Frequently Asked Questions About Aging Malaysia
What Is an Ageing Nation?
An ageing society is commonly discussed using international thresholds such as 7% of the population aged 65+. In Malaysia’s policy context (DWEN), an additional milestone is often cited: an “ageing nation” when 15% of the population is aged 60+.
Why Is Malaysia’s Fertility Rate Declining?
Several factors contribute, including rising living costs, delayed marriage, urbanisation, career priorities, and changing lifestyle expectations among younger generations.
What Is the Silver Economy?
The silver economy refers to economic activity linked to older populations, including healthcare, retirement services, accessibility products, financial planning, and elderly-focused services.

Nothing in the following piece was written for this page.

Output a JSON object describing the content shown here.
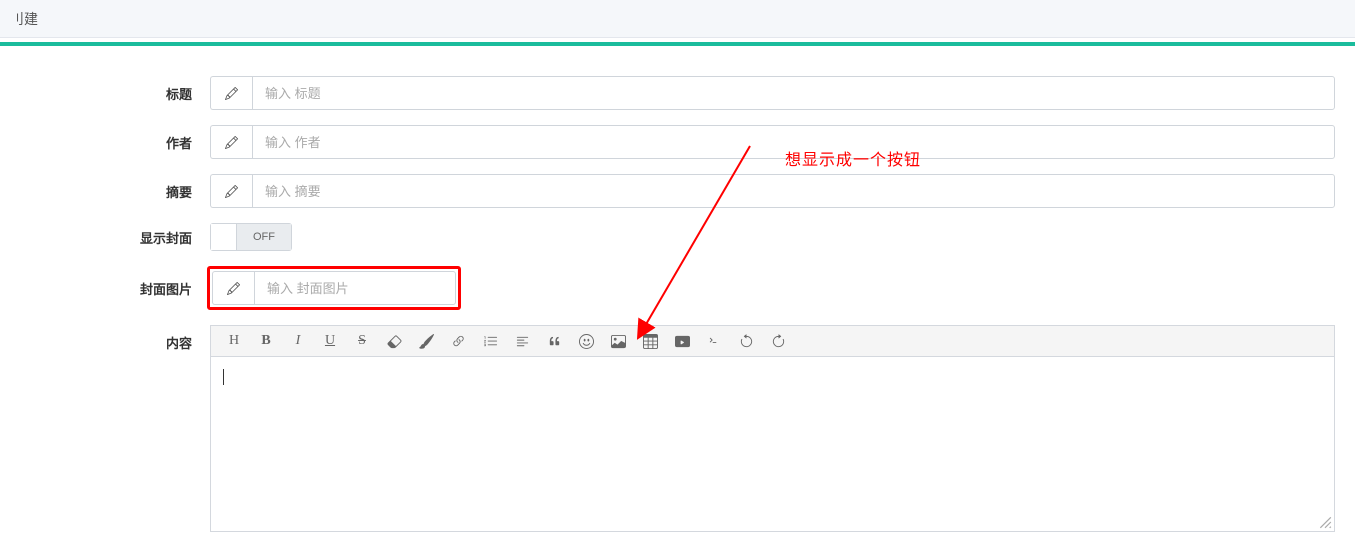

How Could Ageing Affect Malaysian Businesses?
Businesses may face changing consumer demand, labour shortages, rising healthcare-related costs, and shifting spending behaviour among older consumers.
Which Industries May Benefit From an Ageing Population?
Healthcare, insurance, wellness, retirement planning, home care, pharmaceuticals, and elderly-friendly property sectors may see stronger long-term demand.
Why Does Demographic Change Matter for Policy Planning?
Ageing populations may increase pressure on pensions, healthcare systems, taxation, workforce participation, and social protection frameworks over time.